The colors seem more vivid, the lights are brighter, the energy levels are higher. The big league experience extends to players, who enjoy better accommodations and better food, and to fans, who get to see some of the best athletes in the world in venues representative of some of the most iconic cities in North America.

That’s not the experience at Sutter Health Park, the Triple-A ballpark where the A’s are playing for at least three years until a planned move to Las Vegas. Over the last few weeks, many in baseball have tried to make sense of the situation in Sacramento, and there are plenty of pros to the A’s being in California’s capital city, at times, it still feels senseless.

“I think it’s sad,” former A’s third baseman and current Mets hitting coach Eric Chavez told the Daily News. “I think this is a situation you’ve just got to make work. From talking to their guys, it’s a situation that you just have to be optimistic about and just deal with it…

“But just in general, for Major League Baseball, it’s not good.”

This was a one-team town for as long as I could remember, but Sacramento has always wanted to be more. Growing up about 20 miles away in a town called Folsom, the the A’s were popular and so were the Giants, but no team dominated the airwaves and the headlines like the Sacramento Kings.

The Kings, unlike the A’s, embrace the place.

To people around here, the Kings represent a city that will always be overshadowed by the more popular cities in the state. The Kings do something the A’s will not by wearing the city’s name on its chest and embracing the surrounding area. That means something. It’s a point of pride, even if the Mets have made more postseason appearances than the Kings in the last 20 years.

The A’s have a Las Vegas patch on their uniforms and signs for the tourism board in the outfield. This temporary relocation to a shared ballpark feels unfair to all involved.

“The situation that we have right now is not the best,” said former Mets pitcher Luis Severino, who will be with the A’s for the next three years. “But this is what we have right now, so we have to adjust and try to do the best job that we can. The worst is that the dugouts are so far from the clubhouse. You have to walk around the field to get inside.”

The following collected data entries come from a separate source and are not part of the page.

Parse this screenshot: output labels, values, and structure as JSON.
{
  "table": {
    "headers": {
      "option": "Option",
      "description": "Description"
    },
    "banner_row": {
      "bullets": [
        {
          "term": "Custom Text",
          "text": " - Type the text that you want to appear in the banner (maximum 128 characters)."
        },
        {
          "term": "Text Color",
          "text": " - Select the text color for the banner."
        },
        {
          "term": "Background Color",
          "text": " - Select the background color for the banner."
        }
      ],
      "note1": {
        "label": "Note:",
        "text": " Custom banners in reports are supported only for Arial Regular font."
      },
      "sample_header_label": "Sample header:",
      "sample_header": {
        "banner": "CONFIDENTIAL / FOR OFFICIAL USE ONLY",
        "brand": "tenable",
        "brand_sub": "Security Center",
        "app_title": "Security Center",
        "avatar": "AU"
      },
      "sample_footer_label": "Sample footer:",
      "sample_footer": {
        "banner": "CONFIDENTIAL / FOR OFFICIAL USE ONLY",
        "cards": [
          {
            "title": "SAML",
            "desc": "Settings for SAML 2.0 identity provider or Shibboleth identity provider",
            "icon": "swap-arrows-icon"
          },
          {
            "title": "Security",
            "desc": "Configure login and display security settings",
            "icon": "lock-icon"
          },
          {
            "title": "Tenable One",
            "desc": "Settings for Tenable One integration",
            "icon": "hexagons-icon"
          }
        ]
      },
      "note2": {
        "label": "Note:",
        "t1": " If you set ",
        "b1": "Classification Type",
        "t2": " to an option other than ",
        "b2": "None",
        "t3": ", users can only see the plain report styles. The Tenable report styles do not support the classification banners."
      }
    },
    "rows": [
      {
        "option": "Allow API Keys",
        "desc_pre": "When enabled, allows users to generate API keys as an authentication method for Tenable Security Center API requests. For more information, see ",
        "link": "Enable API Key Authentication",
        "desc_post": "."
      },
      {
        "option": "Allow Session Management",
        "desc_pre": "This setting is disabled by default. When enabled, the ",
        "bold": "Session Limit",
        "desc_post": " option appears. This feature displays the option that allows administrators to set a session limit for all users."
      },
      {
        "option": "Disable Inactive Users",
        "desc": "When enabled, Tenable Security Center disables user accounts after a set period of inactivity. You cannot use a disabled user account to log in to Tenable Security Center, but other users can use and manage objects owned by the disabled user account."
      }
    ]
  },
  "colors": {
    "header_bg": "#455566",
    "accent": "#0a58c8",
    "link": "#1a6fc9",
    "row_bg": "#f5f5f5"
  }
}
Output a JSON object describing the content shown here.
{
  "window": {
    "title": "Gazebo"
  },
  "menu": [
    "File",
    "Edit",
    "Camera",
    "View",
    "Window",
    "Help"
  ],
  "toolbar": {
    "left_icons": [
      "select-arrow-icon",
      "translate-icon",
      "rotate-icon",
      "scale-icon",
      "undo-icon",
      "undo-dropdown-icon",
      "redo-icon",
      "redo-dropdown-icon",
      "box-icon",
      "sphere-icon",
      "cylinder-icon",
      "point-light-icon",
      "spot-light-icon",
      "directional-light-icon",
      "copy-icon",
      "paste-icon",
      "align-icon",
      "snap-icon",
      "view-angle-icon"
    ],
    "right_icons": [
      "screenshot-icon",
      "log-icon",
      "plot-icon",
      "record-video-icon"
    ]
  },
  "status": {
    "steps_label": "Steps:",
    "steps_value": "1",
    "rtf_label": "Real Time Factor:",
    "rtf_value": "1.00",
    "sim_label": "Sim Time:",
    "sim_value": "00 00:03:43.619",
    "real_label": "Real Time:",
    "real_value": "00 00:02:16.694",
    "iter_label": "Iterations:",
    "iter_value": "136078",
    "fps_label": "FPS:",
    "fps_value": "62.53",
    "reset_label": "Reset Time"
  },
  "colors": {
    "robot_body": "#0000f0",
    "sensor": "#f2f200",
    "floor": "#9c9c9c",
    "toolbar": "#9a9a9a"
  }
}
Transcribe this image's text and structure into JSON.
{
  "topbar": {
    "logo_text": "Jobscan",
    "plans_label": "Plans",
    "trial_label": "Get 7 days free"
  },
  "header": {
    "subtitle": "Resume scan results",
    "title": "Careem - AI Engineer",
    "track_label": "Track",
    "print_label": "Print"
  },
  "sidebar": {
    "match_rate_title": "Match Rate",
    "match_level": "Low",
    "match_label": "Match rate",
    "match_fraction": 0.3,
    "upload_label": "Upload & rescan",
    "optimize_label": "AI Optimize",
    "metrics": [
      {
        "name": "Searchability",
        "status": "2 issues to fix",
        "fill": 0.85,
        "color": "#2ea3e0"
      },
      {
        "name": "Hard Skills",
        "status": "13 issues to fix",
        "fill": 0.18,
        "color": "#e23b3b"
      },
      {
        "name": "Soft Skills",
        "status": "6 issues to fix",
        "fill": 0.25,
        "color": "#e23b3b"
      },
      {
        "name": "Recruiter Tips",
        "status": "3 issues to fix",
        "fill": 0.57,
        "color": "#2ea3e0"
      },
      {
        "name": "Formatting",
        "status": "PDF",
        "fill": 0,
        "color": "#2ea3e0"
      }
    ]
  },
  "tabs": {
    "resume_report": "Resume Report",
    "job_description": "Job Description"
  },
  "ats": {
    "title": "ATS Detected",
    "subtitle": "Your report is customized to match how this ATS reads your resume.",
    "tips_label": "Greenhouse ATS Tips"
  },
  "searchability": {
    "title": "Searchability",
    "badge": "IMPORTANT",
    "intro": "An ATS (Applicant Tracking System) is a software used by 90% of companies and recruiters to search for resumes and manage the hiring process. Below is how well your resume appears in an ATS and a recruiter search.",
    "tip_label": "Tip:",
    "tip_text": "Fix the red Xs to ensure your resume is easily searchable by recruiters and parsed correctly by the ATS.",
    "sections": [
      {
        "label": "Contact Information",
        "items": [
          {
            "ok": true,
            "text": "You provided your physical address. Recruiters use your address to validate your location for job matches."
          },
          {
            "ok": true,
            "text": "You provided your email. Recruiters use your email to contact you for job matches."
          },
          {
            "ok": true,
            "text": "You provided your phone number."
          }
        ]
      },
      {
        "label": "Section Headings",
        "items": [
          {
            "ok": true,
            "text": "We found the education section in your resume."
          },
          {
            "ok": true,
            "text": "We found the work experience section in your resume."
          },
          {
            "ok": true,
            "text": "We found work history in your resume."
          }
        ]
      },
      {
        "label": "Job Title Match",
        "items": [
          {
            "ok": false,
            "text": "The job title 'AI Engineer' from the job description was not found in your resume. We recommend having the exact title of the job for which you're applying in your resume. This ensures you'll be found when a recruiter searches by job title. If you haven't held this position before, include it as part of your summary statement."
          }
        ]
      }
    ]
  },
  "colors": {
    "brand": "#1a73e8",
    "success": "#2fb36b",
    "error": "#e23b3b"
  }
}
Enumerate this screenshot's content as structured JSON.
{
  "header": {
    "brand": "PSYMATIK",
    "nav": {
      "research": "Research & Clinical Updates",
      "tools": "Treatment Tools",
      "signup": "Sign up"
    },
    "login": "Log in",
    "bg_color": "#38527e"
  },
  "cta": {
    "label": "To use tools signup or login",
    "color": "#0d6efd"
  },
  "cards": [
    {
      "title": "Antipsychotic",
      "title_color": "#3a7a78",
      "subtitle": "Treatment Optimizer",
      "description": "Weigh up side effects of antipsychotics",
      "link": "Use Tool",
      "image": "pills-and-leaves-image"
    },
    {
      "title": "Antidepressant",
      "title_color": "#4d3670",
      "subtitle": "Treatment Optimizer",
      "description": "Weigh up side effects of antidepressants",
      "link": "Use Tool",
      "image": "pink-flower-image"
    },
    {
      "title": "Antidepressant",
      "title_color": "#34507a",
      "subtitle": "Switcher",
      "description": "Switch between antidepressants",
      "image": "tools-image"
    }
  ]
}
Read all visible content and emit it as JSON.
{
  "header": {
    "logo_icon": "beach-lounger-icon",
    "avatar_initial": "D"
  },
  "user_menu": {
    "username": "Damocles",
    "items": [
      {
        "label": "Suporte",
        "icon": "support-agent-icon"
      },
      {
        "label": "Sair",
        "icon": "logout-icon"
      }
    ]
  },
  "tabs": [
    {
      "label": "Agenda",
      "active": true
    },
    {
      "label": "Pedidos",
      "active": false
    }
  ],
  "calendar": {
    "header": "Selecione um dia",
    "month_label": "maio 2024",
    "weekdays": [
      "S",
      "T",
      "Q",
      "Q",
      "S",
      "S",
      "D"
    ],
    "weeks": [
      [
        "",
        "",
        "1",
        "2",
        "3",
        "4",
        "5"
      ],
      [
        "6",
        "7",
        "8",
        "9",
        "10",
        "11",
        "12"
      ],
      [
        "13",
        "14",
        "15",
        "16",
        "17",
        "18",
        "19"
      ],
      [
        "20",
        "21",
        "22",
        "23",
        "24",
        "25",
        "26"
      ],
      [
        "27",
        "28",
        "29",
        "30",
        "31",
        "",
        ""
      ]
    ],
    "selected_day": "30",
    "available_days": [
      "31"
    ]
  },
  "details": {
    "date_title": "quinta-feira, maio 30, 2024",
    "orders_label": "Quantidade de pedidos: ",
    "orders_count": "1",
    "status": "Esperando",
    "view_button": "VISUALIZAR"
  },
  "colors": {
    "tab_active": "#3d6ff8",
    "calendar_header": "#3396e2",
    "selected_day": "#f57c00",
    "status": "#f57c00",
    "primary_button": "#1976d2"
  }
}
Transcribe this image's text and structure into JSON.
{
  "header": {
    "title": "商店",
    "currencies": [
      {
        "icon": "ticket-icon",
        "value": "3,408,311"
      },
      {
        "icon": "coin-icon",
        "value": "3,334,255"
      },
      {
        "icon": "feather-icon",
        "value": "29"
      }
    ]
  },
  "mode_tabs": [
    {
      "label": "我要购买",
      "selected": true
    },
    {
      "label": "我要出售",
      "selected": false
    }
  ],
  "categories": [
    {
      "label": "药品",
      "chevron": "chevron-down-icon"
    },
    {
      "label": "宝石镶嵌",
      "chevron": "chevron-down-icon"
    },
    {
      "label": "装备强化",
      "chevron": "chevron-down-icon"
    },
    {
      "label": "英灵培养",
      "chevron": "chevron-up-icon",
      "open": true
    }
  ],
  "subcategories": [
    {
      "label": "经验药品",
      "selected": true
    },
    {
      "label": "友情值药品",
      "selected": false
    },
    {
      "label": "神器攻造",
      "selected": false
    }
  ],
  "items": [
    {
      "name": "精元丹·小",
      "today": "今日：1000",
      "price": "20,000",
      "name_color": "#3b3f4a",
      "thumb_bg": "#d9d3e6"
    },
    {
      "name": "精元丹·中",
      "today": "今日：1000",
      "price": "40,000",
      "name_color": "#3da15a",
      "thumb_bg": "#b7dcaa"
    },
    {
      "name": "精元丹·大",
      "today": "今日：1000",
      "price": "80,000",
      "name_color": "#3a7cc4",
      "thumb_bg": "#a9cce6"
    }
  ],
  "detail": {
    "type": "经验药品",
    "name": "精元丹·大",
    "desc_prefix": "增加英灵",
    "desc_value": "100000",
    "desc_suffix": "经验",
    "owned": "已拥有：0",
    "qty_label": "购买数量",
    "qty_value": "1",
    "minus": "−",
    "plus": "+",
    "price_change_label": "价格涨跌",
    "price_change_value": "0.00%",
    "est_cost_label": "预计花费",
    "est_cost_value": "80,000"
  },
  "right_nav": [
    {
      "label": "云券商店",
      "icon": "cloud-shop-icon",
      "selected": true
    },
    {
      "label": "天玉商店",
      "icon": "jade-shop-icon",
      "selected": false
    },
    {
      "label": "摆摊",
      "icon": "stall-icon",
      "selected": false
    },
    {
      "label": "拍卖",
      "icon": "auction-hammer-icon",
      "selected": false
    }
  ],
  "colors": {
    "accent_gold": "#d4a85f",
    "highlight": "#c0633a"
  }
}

The clubhouses are in the outfield. The visitor’s clubhouse is small, but no smaller than the visitors clubhouses in Dodger Stadium or Wrigley Field. However, those are iconic, historic venues players love for reasons other than the locker rooms.

Despite upgrades to the facilities, the general consensus among the Mets this weekend is that it feels very “minor league.” The whole place has that feel. The outfield berm feels like a spring training game and with no direct access to the clubhouse complexes, players can’t work out in the cages between innings.

Mets right-hander Griffin Canning had to sit for two long innings Friday night in the Mets’ 7-6 win. Typically, he would have gone into the cages to toss a weighted ball in order to stay warm, but he was limited to a few slams in the small dugout instead. He said he would rather be playing in Oakland.

MLB has two teams playing in minor league venues this season, but while the situation in Tampa remains just as uncertain as the one in Sacramento, the reasons are different.

A’s owner John Fisher seemed ready to leave Oakland years ago. Considering the Raiders and Warriors also left town, it’s fair to say the city of Oakland deserves blame as well, but Fisher’s near-refusal to field a competitive team and make meaningful upgrades to the Coliseum in the years preceding the move felt intentional. Like he was telling people not to come.

He broke the hearts of fans in the East Bay Area, and in a few years he’ll break the hearts of fans in Sacramento, a town that probably deserves another big league franchise of some sort, whether that’s an MLS, NHL or MLB team. With around 2.41 million residents, the Sacramento metro area is larger than Kansas City (2.39 million) and Milwaukee (1.57 million).

I get it, Sacramento isn’t sexy. It’s historically significant, but not culturally. But there are fans here ready and willing to embrace a real-deal, big league team, and corporate sponsors in agriculture and tech ready to spend money.

Fans have to stop being treated as replaceable commodities. In order for teams to sustain their support, they need fans to grow with their teams. Baseball already has plenty of barriers to access with blackout restrictions, numerous streaming services and the decline of the RSN model that make watching local teams increasingly difficult, plus the rising costs of attending games.

Fans will remain loyal to teams if they have a reason to. So far, A’s fans have enjoyed the intimacy of a smaller park and proximity to the Golden 1 Center where the Kings play. They’ve shown up in large numbers as well.

Fan support in Sacramento could wane if the A’s start playing like a minor league team, but already, the fact that they haven’t even broken ground on the stadium in Las Vegas yet has fans in Sacramento hoping the A’s will stay. They shouldn’t get their hopes up.

It’s complicated and it’s strange, but for better or worse, it appears to be temporary.

“I think you keep your expectations low,” Chavez said. “And enjoy it while it’s here.”